Increased state pension could cost SNP £60bn over next 50 years

Increasing the state pension in Scotland could cost the Scottish National Party an additional £60bn over the next 50 years.

According to Herald Scotland, the SNP may have to reduce pension promises made in its 2014 independence manifesto if it holds a second referendum, as the cost of providing an increased state pension is likely to cost an additional £60bn over the next 50 years.

In the build up to the 2014 referendum, the SNP stated that pensioners in an independent Scotland would receive a weekly state pension payment of £160 from April 2016. This would be almost three per cent higher than the £155.65 paid by the Westminster government at that time.

Furthermore, London and Edinburgh’s agreement to increase the state pension by at least 2.5 per cent annually would then mean the £160 would have to increase to £176.60 by 2020 if Scottish citizens are promised the same deal as part of a second referendum campaign. This is compared to a payment of £171.81 by 2020 in the rest of the UK. The total cost of providing this increase would by around £8.9bn in the first year and would rise considerably over time.

JLT Employee Benefits Scotland chairman Malcolm Paul told the paper that to keep its state pension promise the SNP would have to make significant cuts in other areas.
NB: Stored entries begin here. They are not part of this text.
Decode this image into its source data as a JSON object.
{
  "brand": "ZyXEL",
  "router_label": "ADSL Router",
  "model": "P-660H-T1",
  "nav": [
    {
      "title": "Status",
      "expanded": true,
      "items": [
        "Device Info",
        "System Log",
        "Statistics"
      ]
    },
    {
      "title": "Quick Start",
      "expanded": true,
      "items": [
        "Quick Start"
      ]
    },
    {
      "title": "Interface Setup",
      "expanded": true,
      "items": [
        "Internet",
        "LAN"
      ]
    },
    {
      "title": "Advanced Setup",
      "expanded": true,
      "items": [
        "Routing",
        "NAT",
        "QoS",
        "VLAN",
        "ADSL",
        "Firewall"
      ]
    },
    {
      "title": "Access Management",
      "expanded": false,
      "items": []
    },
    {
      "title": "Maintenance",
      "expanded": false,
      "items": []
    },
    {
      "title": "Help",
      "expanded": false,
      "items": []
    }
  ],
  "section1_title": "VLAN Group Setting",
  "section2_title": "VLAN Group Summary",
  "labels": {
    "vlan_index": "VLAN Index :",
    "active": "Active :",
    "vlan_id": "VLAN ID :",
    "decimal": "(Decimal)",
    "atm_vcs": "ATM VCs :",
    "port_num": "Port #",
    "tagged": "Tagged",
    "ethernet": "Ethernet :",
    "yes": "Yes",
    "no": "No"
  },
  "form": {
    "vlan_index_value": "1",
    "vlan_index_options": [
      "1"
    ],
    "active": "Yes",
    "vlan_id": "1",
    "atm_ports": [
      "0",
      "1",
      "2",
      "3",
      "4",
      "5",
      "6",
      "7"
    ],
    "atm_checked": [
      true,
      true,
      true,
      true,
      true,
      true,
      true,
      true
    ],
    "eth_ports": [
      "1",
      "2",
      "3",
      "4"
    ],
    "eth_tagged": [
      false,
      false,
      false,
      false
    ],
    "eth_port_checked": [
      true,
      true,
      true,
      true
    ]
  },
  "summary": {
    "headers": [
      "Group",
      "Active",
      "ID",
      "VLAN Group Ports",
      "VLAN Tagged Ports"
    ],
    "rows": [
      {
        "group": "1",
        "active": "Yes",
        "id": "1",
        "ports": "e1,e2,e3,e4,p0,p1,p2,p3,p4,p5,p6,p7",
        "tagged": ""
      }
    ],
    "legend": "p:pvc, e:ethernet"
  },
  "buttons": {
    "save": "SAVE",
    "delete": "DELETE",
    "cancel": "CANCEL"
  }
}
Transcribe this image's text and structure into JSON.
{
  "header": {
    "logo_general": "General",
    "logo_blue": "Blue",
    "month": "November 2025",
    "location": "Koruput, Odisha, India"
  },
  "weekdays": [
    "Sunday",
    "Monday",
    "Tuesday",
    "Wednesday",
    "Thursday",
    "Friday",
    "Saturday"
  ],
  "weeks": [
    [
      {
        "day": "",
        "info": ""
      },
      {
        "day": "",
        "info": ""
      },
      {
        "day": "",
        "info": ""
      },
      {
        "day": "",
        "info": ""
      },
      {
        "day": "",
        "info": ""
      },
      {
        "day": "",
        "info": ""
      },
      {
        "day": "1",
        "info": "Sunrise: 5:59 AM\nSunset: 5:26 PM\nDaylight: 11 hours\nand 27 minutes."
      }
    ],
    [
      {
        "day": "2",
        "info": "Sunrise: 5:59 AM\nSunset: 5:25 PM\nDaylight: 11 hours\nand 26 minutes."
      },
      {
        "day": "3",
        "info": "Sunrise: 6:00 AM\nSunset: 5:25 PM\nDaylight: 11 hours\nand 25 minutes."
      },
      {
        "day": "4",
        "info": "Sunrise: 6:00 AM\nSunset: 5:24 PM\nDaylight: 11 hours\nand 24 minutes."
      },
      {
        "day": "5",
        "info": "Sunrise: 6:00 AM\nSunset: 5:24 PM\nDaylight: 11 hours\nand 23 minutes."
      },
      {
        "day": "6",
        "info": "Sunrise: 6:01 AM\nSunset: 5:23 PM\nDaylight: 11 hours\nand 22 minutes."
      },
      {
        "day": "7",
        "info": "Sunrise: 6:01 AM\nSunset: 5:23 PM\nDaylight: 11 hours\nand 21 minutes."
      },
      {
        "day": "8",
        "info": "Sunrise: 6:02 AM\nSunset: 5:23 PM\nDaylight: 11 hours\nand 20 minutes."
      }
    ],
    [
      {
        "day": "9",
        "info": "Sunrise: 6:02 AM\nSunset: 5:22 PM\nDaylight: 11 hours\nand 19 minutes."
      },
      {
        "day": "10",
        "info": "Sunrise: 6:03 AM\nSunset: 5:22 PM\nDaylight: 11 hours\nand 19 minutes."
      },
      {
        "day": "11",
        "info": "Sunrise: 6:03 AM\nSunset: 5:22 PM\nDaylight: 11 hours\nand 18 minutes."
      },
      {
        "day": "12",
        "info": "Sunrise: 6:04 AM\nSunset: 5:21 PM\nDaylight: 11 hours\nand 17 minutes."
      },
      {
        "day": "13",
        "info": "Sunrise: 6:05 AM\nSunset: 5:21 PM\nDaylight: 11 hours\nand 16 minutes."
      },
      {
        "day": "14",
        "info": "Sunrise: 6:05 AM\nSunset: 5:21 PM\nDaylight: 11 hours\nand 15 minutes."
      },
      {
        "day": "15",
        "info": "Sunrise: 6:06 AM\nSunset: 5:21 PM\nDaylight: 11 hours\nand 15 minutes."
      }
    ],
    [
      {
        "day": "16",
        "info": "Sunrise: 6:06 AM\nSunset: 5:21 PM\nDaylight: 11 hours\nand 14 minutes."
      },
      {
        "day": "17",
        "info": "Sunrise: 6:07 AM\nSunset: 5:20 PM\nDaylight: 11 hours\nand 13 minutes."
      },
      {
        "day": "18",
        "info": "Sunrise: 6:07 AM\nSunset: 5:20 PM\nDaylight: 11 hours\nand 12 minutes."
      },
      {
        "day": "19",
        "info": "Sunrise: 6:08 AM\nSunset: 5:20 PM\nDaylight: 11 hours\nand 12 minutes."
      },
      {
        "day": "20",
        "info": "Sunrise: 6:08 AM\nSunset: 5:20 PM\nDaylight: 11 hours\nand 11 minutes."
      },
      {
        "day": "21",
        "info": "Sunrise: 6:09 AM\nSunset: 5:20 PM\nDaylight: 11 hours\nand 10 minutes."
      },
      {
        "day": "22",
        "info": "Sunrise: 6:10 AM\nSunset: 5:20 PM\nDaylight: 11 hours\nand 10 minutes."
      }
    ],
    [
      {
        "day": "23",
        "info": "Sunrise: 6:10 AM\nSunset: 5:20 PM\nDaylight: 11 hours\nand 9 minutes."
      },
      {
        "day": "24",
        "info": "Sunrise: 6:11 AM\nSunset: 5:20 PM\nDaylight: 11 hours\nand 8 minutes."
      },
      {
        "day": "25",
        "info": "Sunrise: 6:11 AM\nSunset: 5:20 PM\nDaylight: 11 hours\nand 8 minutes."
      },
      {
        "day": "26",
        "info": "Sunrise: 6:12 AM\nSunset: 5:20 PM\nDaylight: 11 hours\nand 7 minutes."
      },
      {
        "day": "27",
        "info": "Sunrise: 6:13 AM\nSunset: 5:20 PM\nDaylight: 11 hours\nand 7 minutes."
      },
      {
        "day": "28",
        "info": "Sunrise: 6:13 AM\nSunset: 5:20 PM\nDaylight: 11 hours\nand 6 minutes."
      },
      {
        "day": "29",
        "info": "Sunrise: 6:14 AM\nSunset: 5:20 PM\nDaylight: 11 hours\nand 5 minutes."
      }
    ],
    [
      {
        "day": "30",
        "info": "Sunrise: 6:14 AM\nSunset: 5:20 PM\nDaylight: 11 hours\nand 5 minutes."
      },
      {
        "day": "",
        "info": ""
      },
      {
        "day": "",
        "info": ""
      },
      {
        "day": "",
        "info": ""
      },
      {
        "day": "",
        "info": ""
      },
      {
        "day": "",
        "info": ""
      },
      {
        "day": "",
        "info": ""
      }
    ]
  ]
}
“A gap of £4 costs about £1bn per annum in the long term,” he said. “It’s sneaky because it builds up and with an ageing population it will increase quite rapidly. Even a small monetary addition adds up in the long term to a significant pot of money. The question is how will that be funded? What will they not spend it on to be able to spend that extra £1bn?” he said.

Political economist John McLaren noted that in order to make increased pension payments fiscally neutral, the SNP would have to look at raising the state pension age quicker, which is something it is against.

“Scotland’s population is ageing faster than the UK’s, which would push the [Scottish] government towards raising the pension age more quickly in Scotland than in the UK to make up for the greater percentage of non-working population,” McLaren said.

While agreeing in its 2014 manifesto to raise the state pension age to 66, the SNP said that “the Westminster government’s plan for a rapid move to 67 is a concern”. This is due to the fact that life expectancy in some of Scotland’s poorest parts is as low as 67.5. Although not increasing the age will protect the vulnerable, it will put an increased strain on the working population.

It was noted by Hymans Robertson head of longevity innovation and research Steven Baxter that for every person receiving the state pension in Scotland, there are three working age people paying taxes to fund that pension.

Paul added: “This whole thing about not increasing the state pension age because we don’t live as long as people in the rest of the UK is not treating the fundamental problem – it’s treating the symptoms rather than treating the ailments.”